The first is the growing antipathy displayed by politicians toward journalists.
Politicians disliking journalists is certainly not a new phenomenon. One main purpose of journalism, after all, is to keep a close watch on politicians to make sure they are fulfilling their obligations and not taking advantage of their station.
However, the First Amendment guarantees the rights of the press, and those rights have generally been respected — more or less, anyway — in this country.
Wednesday’s alleged attack is another example of that attitude shifting. President Donald Trump has made no secret of his disdain for journalists, going so far as calling the media “the enemy of the American people.”
As with so much of his rhetoric, Trump’s constant criticism of the press is dangerous even if he never acts on his thoughts. By putting the office of the presidency behind such thoughts, he lends confidence to people who might be inclined to act on his words.
GOP Montana congressional candidate Greg Gianforte appears to be just such a person.
There are conflicting reports of what happened Wednesday. A reporter for the Guardian claimed that Gianforte body-slammed him and broke his glasses after he asked a simple policy question about health care.
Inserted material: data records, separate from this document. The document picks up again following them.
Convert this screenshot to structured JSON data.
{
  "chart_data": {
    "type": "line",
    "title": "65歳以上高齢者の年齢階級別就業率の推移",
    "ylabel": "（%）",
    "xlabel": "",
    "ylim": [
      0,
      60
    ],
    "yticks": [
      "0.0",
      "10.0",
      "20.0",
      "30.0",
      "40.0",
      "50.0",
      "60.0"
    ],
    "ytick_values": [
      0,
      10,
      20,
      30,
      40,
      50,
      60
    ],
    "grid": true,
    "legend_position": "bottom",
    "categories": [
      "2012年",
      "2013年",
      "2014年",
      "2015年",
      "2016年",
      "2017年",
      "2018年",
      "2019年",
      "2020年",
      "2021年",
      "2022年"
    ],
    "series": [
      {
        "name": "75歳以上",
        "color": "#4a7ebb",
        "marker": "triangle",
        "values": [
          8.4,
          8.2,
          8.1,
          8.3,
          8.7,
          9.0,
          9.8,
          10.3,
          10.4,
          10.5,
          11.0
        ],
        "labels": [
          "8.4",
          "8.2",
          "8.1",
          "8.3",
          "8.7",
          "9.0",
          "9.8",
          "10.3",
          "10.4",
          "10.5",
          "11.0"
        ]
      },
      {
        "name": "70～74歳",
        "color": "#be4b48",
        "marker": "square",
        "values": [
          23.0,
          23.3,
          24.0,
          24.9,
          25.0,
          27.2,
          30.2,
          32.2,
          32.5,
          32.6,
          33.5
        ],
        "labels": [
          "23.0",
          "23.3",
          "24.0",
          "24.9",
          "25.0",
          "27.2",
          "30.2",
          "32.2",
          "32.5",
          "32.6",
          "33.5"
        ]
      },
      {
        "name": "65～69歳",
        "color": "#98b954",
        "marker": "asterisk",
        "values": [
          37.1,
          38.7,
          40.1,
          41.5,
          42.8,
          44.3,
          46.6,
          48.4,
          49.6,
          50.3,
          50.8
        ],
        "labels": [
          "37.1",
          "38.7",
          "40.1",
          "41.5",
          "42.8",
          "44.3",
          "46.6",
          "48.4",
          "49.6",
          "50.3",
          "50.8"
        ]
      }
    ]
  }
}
Gianforte’s campaign claimed that the reporter was overly aggressive and initiated the physical contact.
Audio that the reporter recorded and eyewitness accounts from Fox News reporters who were in the room both back up the reporter’s account. Gianforte has been charged with misdemeanor assault.
It’s also worth noting that Gianforte apparently has a history of threatening the media. An editorial in the Helena Independent Record said: “In the past, he has encouraged his supporters to boycott certain newspapers, singled out a reporter in a room to point out that he was outnumbered, and even made a joke out of the notion of choking a news writer.”
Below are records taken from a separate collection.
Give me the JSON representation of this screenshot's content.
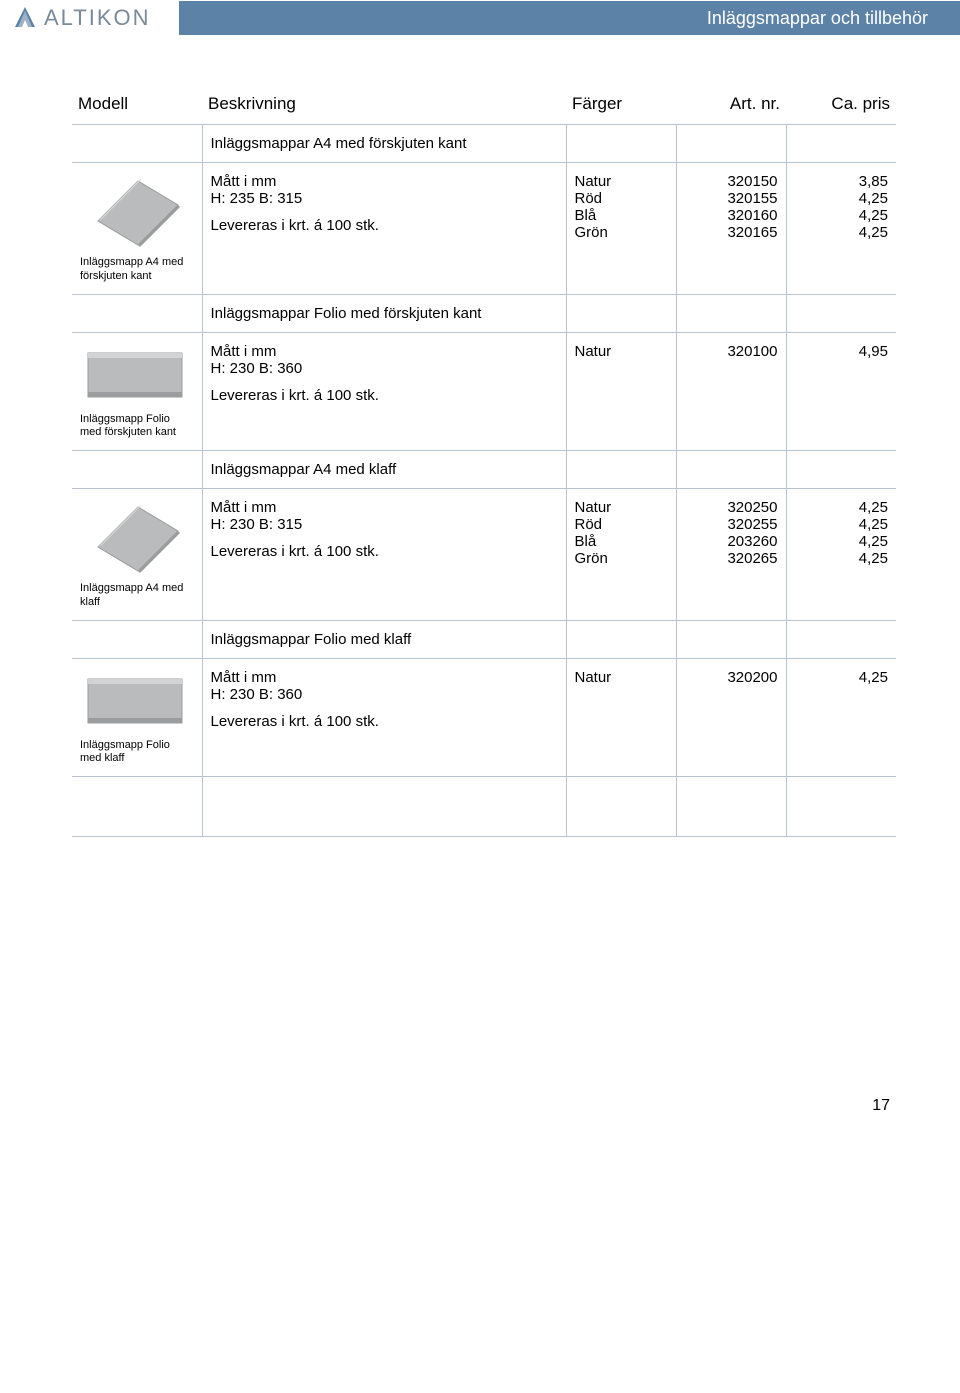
{
  "header": {
    "brand": "ALTIKON",
    "title": "Inläggsmappar och tillbehör",
    "bar_color": "#5c83a7",
    "brand_color": "#7a8a98"
  },
  "columns": {
    "model": "Modell",
    "desc": "Beskrivning",
    "colors": "Färger",
    "artnr": "Art. nr.",
    "price": "Ca. pris"
  },
  "sections": [
    {
      "title": "Inläggsmappar A4 med förskjuten kant",
      "caption": "Inläggsmapp A4 med förskjuten kant",
      "image_type": "folder_diag",
      "spec_lines": [
        "Mått i mm",
        "H: 235 B: 315",
        "",
        "Levereras i krt. á 100 stk."
      ],
      "rows": [
        {
          "color": "Natur",
          "art": "320150",
          "price": "3,85"
        },
        {
          "color": "Röd",
          "art": "320155",
          "price": "4,25"
        },
        {
          "color": "Blå",
          "art": "320160",
          "price": "4,25"
        },
        {
          "color": "Grön",
          "art": "320165",
          "price": "4,25"
        }
      ]
    },
    {
      "title": "Inläggsmappar Folio med förskjuten kant",
      "caption": "Inläggsmapp Folio med förskjuten kant",
      "image_type": "folder_flat",
      "spec_lines": [
        "Mått i mm",
        "H: 230 B: 360",
        "",
        "Levereras i krt. á 100 stk."
      ],
      "rows": [
        {
          "color": "Natur",
          "art": "320100",
          "price": "4,95"
        }
      ]
    },
    {
      "title": "Inläggsmappar A4 med klaff",
      "caption": "Inläggsmapp A4 med klaff",
      "image_type": "folder_diag",
      "spec_lines": [
        "Mått i mm",
        "H: 230 B: 315",
        "",
        "Levereras i krt. á 100 stk."
      ],
      "rows": [
        {
          "color": "Natur",
          "art": "320250",
          "price": "4,25"
        },
        {
          "color": "Röd",
          "art": "320255",
          "price": "4,25"
        },
        {
          "color": "Blå",
          "art": "203260",
          "price": "4,25"
        },
        {
          "color": "Grön",
          "art": "320265",
          "price": "4,25"
        }
      ]
    },
    {
      "title": "Inläggsmappar Folio med klaff",
      "caption": "Inläggsmapp Folio med klaff",
      "image_type": "folder_flat",
      "spec_lines": [
        "Mått i mm",
        "H: 230 B: 360",
        "",
        "Levereras i krt. á 100 stk."
      ],
      "rows": [
        {
          "color": "Natur",
          "art": "320200",
          "price": "4,25"
        }
      ]
    }
  ],
  "page_number": "17",
  "product_img": {
    "fill": "#b9bbbd",
    "fill_light": "#d2d3d5",
    "fill_dark": "#9a9c9e"
  }
}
The Independent Record was one of three Montana newspapers to quickly rescind its endorsement of Gianforte for the House seat vacated when Trump made Ryan Zinke the Secretary of the Interior.
There is no excuse for a politician to attack a journalist for any reason. If Gianforte can’t answer a simple policy question without becoming violent, he has no business holding public office.
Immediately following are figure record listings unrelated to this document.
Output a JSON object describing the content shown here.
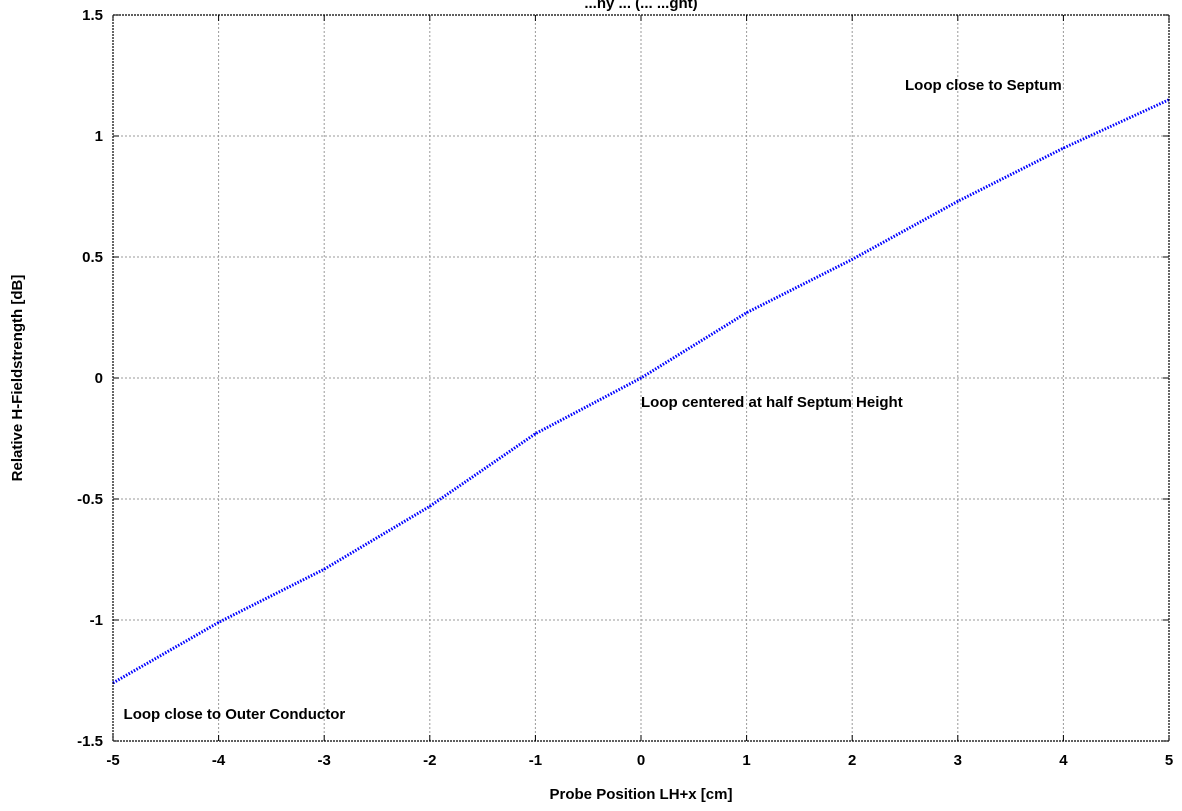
{
  "chart_data": {
    "type": "line",
    "title": "...ny ... (... ...ght)",
    "xlabel": "Probe Position LH+x [cm]",
    "ylabel": "Relative H-Fieldstrength [dB]",
    "xlim": [
      -5,
      5
    ],
    "ylim": [
      -1.5,
      1.5
    ],
    "xticks": [
      -5,
      -4,
      -3,
      -2,
      -1,
      0,
      1,
      2,
      3,
      4,
      5
    ],
    "xtick_labels": [
      "-5",
      "-4",
      "-3",
      "-2",
      "-1",
      "0",
      "1",
      "2",
      "3",
      "4",
      "5"
    ],
    "yticks": [
      -1.5,
      -1,
      -0.5,
      0,
      0.5,
      1,
      1.5
    ],
    "ytick_labels": [
      "-1.5",
      "-1",
      "-0.5",
      "0",
      "0.5",
      "1",
      "1.5"
    ],
    "grid": true,
    "series": [
      {
        "color": "#0000ff",
        "style": "dotted",
        "x": [
          -5,
          -4,
          -3,
          -2,
          -1,
          0,
          1,
          2,
          3,
          4,
          5
        ],
        "y": [
          -1.26,
          -1.01,
          -0.79,
          -0.53,
          -0.23,
          0.0,
          0.27,
          0.49,
          0.73,
          0.95,
          1.15
        ]
      }
    ],
    "annotations": [
      {
        "text": "Loop close to Septum",
        "x": 2.5,
        "y": 1.19
      },
      {
        "text": "Loop centered at half Septum Height",
        "x": 0.0,
        "y": -0.12
      },
      {
        "text": "Loop close to Outer Conductor",
        "x": -4.9,
        "y": -1.41
      }
    ]
  }
}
But the second major reason that Wednesday’s assault was so troubling is the segment of the population that thinks it’s OK — or even a good thing.
Many people seem to think that nobody should question politicians whose views align with their own, which is a terrible shame. Even if you agree with every policy position Gianforte holds, you should be disgusted by him resorting to violence.
This case has been of particular interest to me because I happen to share the name of the reporter who was assaulted. Given that I have received some charming social media messages from misguided individuals who think I was involved in this incident, I can only imagine the kinds of vitriol the reporter himself is seeing.
Condoning violence against anyone is despicable, but accepting violence by politicians toward the journalists who are covering them is misguided even beyond the human norms of not wanting to see other people harmed.
The more journalists can uncover about the views and activities of politicians, the better able you are to make sure you really want that person representing you. Sadly, too many people would rather remain ignorant of facts than face a reality that does not comport with their own preconceived notions.
We are lucky to live in a country where journalists have freedom of the press and can question politicians without fear. There are many countries where that is not the case. The Committee to Protect Journalists tracks how many journalists are killed each year, and under what circumstances. In 2016, 79 journalists were killed worldwide. Predictably, the beat with the highest number of journalists killed was war (36). The beat with the second-most deaths? Politics (18).
Regardless of how you feel about the media—and I have been on the receiving end of plenty of barbs about journalists throughout my career—we perform a crucial function in a democratic society. You may think the media is too biased to be trusted, but the alternative—politicians who have no outside checks on what they are doing—should be the much scarier option.